Puberty. Is there a lesser degree of preparedness than "not at all"? Because that's me. Raising my son hasn't always been easy. But I have a pretty easy kid. For those of you who don't know, he's 12. Twelve seems to be the magic number where testosterone pushes its way to the front of the line, desperate to disprove its dormant, wallflower status. Noticeable physical changes haven't started taking place yet, but we've enjoyed some behavioral changes in these last few months; some expected, some borderline shocking.
One example of the expected is my son's skilled execution of the heavy sigh and exaggerated eye roll. The only thing that will make this better is when the word, "whatever," hits the rotation. Good times ahead.
He's also developed a new-found disdain for school. I don't think he really dislikes school, I think he's just feeding off of his friend's hatred for it. But even if he did, he comes by it honestly. I proudly held the title for "most 'sick' days in the history of any school, anywhere" back in 1982.
Sidebar - I was also voted most likely to own a shop called "Barely There" by my high school choir teacher, Mrs. Peebles - but that's a different set of issues altogether.
My son told me that not only does he detest school, he doesn't see the benefit in going at all. Here was our conversation:
Ryan - Mom, school is so boring. It's pointless. When am I ever going to work with negative exponents?
God help me, but I didn't even understand the question.
Ryan - I hate school. I'm think I'm gonna quit.
Me - Okay, you'll have to get a job, then. Not sure what you'll be able to do without a high school diploma, let alone at your age.
Ryan - I could sell games at GameStop or be a greeter at Wal-Mart.
I know I should've said no. But I do like a man with a plan. Plus, I'm really looking forward to the extra income.
Another fun issue we're dealing with isn't so much shocking, as it is, Really? This is what we're doing now?

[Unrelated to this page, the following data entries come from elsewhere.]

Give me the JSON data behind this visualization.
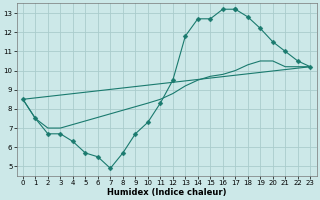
{
  "xlabel": "Humidex (Indice chaleur)",
  "xlim": [
    -0.5,
    23.5
  ],
  "ylim": [
    4.5,
    13.5
  ],
  "xticks": [
    0,
    1,
    2,
    3,
    4,
    5,
    6,
    7,
    8,
    9,
    10,
    11,
    12,
    13,
    14,
    15,
    16,
    17,
    18,
    19,
    20,
    21,
    22,
    23
  ],
  "yticks": [
    5,
    6,
    7,
    8,
    9,
    10,
    11,
    12,
    13
  ],
  "bg_color": "#cce8e8",
  "grid_color": "#aacccc",
  "line_color": "#1a7a6e",
  "curve1_x": [
    0,
    1,
    2,
    3,
    4,
    5,
    6,
    7,
    8,
    9,
    10,
    11,
    12,
    13,
    14,
    15,
    16,
    17
  ],
  "curve1_y": [
    8.5,
    7.5,
    6.7,
    6.7,
    6.3,
    5.7,
    5.5,
    4.9,
    5.7,
    6.7,
    7.3,
    8.3,
    9.5,
    11.8,
    12.7,
    12.7,
    13.2,
    13.2
  ],
  "curve2_x": [
    0,
    23
  ],
  "curve2_y": [
    8.5,
    10.2
  ],
  "curve3_x": [
    0,
    1,
    2,
    3,
    10,
    11,
    12,
    13,
    14,
    15,
    16,
    17,
    18,
    19,
    20,
    21,
    22,
    23
  ],
  "curve3_y": [
    8.5,
    7.5,
    7.0,
    7.0,
    8.3,
    8.5,
    8.8,
    9.2,
    9.5,
    9.7,
    9.8,
    10.0,
    10.3,
    10.5,
    10.5,
    10.2,
    10.2,
    10.2
  ],
  "curve4_x": [
    17,
    18,
    19,
    20,
    21,
    22,
    23
  ],
  "curve4_y": [
    13.2,
    12.8,
    12.2,
    11.5,
    11.0,
    10.5,
    10.2
  ],
  "marker_size": 2.5
}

He has recently started dry-humping - or, more accurately - air-humping. This humping is totally unnecessary and utterly gratuitous. It's humping for the sake of humping. I believe it started off as an innocent dance move. He'd just be dancing around the house, and then BAM! - once, maybe twice a week. I thought it was just a phase. Then, gradually, the moves were happening more and more frequently. Soon it was every day, then multiple times a day, and now, the very uncomfortable, rapid succession.

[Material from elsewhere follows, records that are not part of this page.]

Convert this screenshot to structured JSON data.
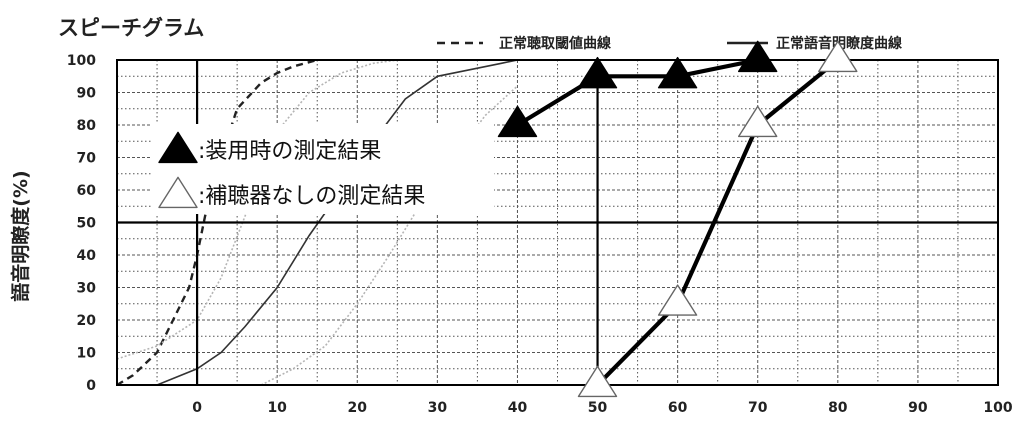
{
  "chart_data": {
    "type": "line",
    "title": "スピーチグラム",
    "ylabel": "語音明瞭度(%)",
    "xlabel": "",
    "xlim": [
      -10,
      100
    ],
    "ylim": [
      0,
      100
    ],
    "xticks": [
      0,
      10,
      20,
      30,
      40,
      50,
      60,
      70,
      80,
      90,
      100
    ],
    "yticks": [
      0,
      10,
      20,
      30,
      40,
      50,
      60,
      70,
      80,
      90,
      100
    ],
    "grid": true,
    "legend_position": "top-right",
    "legend": [
      {
        "label": "正常聴取閾値曲線",
        "style": "dashed"
      },
      {
        "label": "正常語音明瞭度曲線",
        "style": "solid"
      }
    ],
    "callouts": [
      {
        "label": ":装用時の測定結果",
        "marker": "filled-triangle"
      },
      {
        "label": ":補聴器なしの測定結果",
        "marker": "open-triangle"
      }
    ],
    "series": [
      {
        "name": "正常聴取閾値曲線",
        "style": "dashed",
        "color": "#222222",
        "x": [
          -10,
          -8,
          -5,
          -3,
          -1,
          0,
          1,
          3,
          5,
          8,
          10,
          12,
          15
        ],
        "y": [
          0,
          3,
          10,
          20,
          30,
          40,
          52,
          70,
          85,
          93,
          96,
          98,
          100
        ]
      },
      {
        "name": "正常語音明瞭度曲線",
        "style": "solid",
        "color": "#333333",
        "x": [
          -5,
          0,
          3,
          6,
          10,
          14,
          18,
          22,
          26,
          30,
          34,
          38,
          40
        ],
        "y": [
          0,
          5,
          10,
          18,
          30,
          46,
          60,
          75,
          88,
          95,
          97,
          99,
          100
        ]
      },
      {
        "name": "",
        "style": "dotted-gray",
        "color": "#b5b5b5",
        "x": [
          -10,
          -5,
          0,
          3,
          6,
          10,
          14,
          18,
          22,
          25
        ],
        "y": [
          8,
          12,
          20,
          33,
          52,
          78,
          90,
          96,
          99,
          100
        ]
      },
      {
        "name": "",
        "style": "dotted-gray",
        "color": "#b5b5b5",
        "x": [
          8,
          12,
          16,
          20,
          24,
          28,
          32,
          36,
          40
        ],
        "y": [
          0,
          5,
          12,
          25,
          40,
          56,
          70,
          83,
          92
        ]
      },
      {
        "name": "装用時の測定結果",
        "style": "bold",
        "color": "#000000",
        "marker": "filled-triangle",
        "x": [
          40,
          50,
          60,
          70
        ],
        "y": [
          80,
          95,
          95,
          100
        ]
      },
      {
        "name": "補聴器なしの測定結果",
        "style": "bold",
        "color": "#000000",
        "marker": "open-triangle",
        "x": [
          50,
          60,
          70,
          80
        ],
        "y": [
          0,
          25,
          80,
          100
        ]
      }
    ],
    "reference_lines": [
      {
        "axis": "y",
        "value": 50
      },
      {
        "axis": "x",
        "value": 0
      },
      {
        "axis": "x",
        "value": 50
      }
    ]
  }
}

A couple of weeks ago I posted on Facebook that I watched my son dry-hump his way to the bus stop. Is this really the best use of the pelvic thrust? And every night after dinner, when I ask him to jump in the shower and get ready for bed, he looks at me and says - in staccato - "O. K.," and thrusts with each syllable.

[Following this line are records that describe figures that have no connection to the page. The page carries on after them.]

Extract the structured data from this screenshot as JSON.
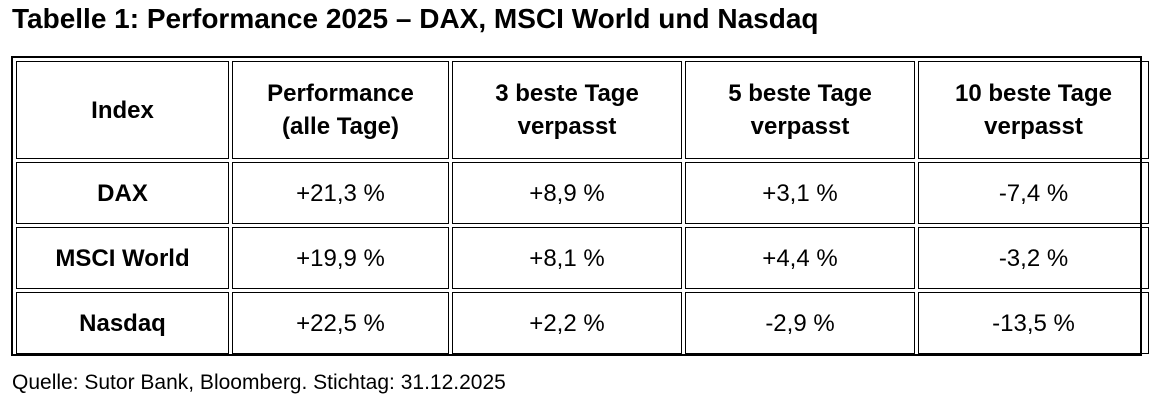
{
  "title": "Tabelle 1: Performance 2025 – DAX, MSCI World und Nasdaq",
  "table": {
    "headers": [
      {
        "line1": "Index",
        "line2": ""
      },
      {
        "line1": "Performance",
        "line2": "(alle Tage)"
      },
      {
        "line1": "3 beste Tage",
        "line2": "verpasst"
      },
      {
        "line1": "5 beste Tage",
        "line2": "verpasst"
      },
      {
        "line1": "10 beste Tage",
        "line2": "verpasst"
      }
    ],
    "rows": [
      {
        "index": "DAX",
        "all_days": "+21,3 %",
        "best3": "+8,9 %",
        "best5": "+3,1 %",
        "best10": "-7,4 %"
      },
      {
        "index": "MSCI World",
        "all_days": "+19,9 %",
        "best3": "+8,1 %",
        "best5": "+4,4 %",
        "best10": "-3,2 %"
      },
      {
        "index": "Nasdaq",
        "all_days": "+22,5 %",
        "best3": "+2,2 %",
        "best5": "-2,9 %",
        "best10": "-13,5 %"
      }
    ]
  },
  "source": "Quelle: Sutor Bank, Bloomberg. Stichtag: 31.12.2025"
}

How lovely...dinner and a show.
Since I didn't have younger brothers growing up, I don't even know what "this" is. Can I expect more of this thrusting? Is he doing it at school? Is there a support group I should know about?
Look, I'm not naive. I know what I'm dealing with is nothing compared to what lies ahead. And if there's any truth to, "Payin' for your raisin'," well, let's just say that I probably ought to just trade him in for a kitten now and stay ahead of the game. I put my parents through hell. Hell, I tell ya. So Ryan, if you think that you're going to put one over on me, you've got another thing coming. I have done it all, little man. I will always be one step ahead of you. I have 30 years on you, I am wiser than you and I will always, ALWAYS outsmart you.
....as long as it doesn't involve negative exponents or math of any kind.